MESA, Ariz. (MCT) — His days with the Cubs haven't been the best of Alfonso Soriano's career, except maybe when he deposits paychecks.
Since signing that $136 million contract before the 2006 season, Soriano has seen respect for him spiral downward as his performance hasn't fulfilled expectations.
But now managers Lou Piniella and Mike Quade are gone, and there's a new regime with a new way of looking at things. Yes, the new bosses tried to trade Soriano — most likely still are trying — but he believes he's starting fresh under manager Dale Sveum.
"It's totally different than the last couple of years," Soriano said. "We're having fun. We're working very hard. The biggest thing is the manager and coaches are hungry to teach and hungry to see the team do better.
"I have the same attitude as I've always had, but now more motivation because of what I see with the manager and coaches. ... Those guys know what they're doing. I'm very happy now." Left unsaid was that Soriano wasn't the happiest of Cubs campers as he was first dropped out of the leadoff spot and then down toward the end of the order. Now, Sveum has talked about giving him a shot at a big RBI spot in the middle of the order, partly out of necessity. "They show me respect and not only me, every player in this room," Soriano said. "It's not only about me."
Soriano needs that and, in truth, the new bosses need him to feel that way. He is their only proven home run hitter, with Aramis Ramirez and Carlos Pena departing.
"If we play well, we don't need to hit a lot of homers, just do the little things we didn't do the last couple of years," Soriano said. "You can't just win with the homers, especially in Chicago with the wind."
Soriano shares the spring training lead with six home runs, but it has been six years since he hit 46 for the Nationals.

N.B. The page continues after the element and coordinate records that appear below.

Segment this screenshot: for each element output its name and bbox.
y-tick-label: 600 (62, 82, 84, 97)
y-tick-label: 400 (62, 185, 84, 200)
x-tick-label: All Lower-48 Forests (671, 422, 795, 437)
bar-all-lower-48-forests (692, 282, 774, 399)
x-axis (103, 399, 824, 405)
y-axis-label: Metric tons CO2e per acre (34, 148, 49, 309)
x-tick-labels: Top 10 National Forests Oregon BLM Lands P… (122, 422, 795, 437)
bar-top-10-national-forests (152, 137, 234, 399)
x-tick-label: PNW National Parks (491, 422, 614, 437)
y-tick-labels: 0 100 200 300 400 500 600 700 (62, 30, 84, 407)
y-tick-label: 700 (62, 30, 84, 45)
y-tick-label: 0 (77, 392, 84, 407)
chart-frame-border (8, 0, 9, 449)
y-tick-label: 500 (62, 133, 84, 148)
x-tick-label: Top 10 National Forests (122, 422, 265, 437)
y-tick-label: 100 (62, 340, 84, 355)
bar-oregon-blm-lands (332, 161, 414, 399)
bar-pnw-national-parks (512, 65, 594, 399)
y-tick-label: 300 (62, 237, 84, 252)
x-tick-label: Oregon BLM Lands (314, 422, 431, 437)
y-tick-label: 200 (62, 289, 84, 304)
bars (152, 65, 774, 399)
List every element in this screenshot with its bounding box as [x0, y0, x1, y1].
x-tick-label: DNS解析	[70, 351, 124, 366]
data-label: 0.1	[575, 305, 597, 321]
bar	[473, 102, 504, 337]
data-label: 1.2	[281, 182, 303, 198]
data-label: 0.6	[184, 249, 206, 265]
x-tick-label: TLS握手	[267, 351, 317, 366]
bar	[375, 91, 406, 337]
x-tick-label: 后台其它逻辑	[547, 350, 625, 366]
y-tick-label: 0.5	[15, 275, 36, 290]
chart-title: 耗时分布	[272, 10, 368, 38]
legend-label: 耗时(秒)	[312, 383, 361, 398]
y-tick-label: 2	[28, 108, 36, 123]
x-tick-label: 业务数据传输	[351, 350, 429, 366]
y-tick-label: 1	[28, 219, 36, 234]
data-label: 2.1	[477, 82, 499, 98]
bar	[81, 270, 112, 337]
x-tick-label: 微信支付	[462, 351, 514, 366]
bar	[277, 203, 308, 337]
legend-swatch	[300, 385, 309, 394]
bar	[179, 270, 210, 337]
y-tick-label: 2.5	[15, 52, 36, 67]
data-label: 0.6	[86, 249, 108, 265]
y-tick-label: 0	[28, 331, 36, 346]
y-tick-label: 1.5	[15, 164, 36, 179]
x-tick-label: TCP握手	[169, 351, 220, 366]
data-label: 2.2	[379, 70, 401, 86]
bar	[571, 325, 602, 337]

His only 30-homer season for the Cubs was his first, although he hit 26 last season with 88 RBIs.
The Cubs would like to see a total in the mid-30s and are encouraged with Soriano's renewed energy.
"He always has had a great attitude," said hitting coach Rudy Jaramillo, who worked with him on the Rangers. "He feels really good about himself. He's playing relaxed. I'm really happy for him."
Of course, there has been talk about a rejuvenated Soriano before that turned into a false alarm.
Soriano fully realizes he has become an easy target for disenchanted fans.
"(Fans) see it not as the person I am, the hard worker I am," he said. "That's part of the game, so I'm not (saying anything against) the fans."
With three years left on his deal, there are questions about whether he has enough left, at 36, to make this rejuvenation thing work.
"Yeah, I'm 36, but I don't feel 36," he said. "I'm 36, but my timing and my energy and my body, it's like 25."
He even still is hopping after a home run, just like he always has. Despite criticism, he says "the hop" is a natural thing that will stay.
"I do the hop and it's not to be cocky," he said. "I don't try to be cocky because this is my year No. 20 year in the game. I feel honored to be in the game.
"When I was 22 or 23, I could be like that. But not 36. ... I just swing, hit it and do the hop. It's a habit that I have when I hit the ball good."
Soriano hopes his hops continue at Wrigley Field, even though the Cubs' brass may be hoping more home runs will mean more teams might take him in trade.
"I signed here to be a champion here, not somewhere else," he said. "I think we have the right people now. The big key is they motivate me because of the way they work. They know baseball and that makes me happy because I'm here to win."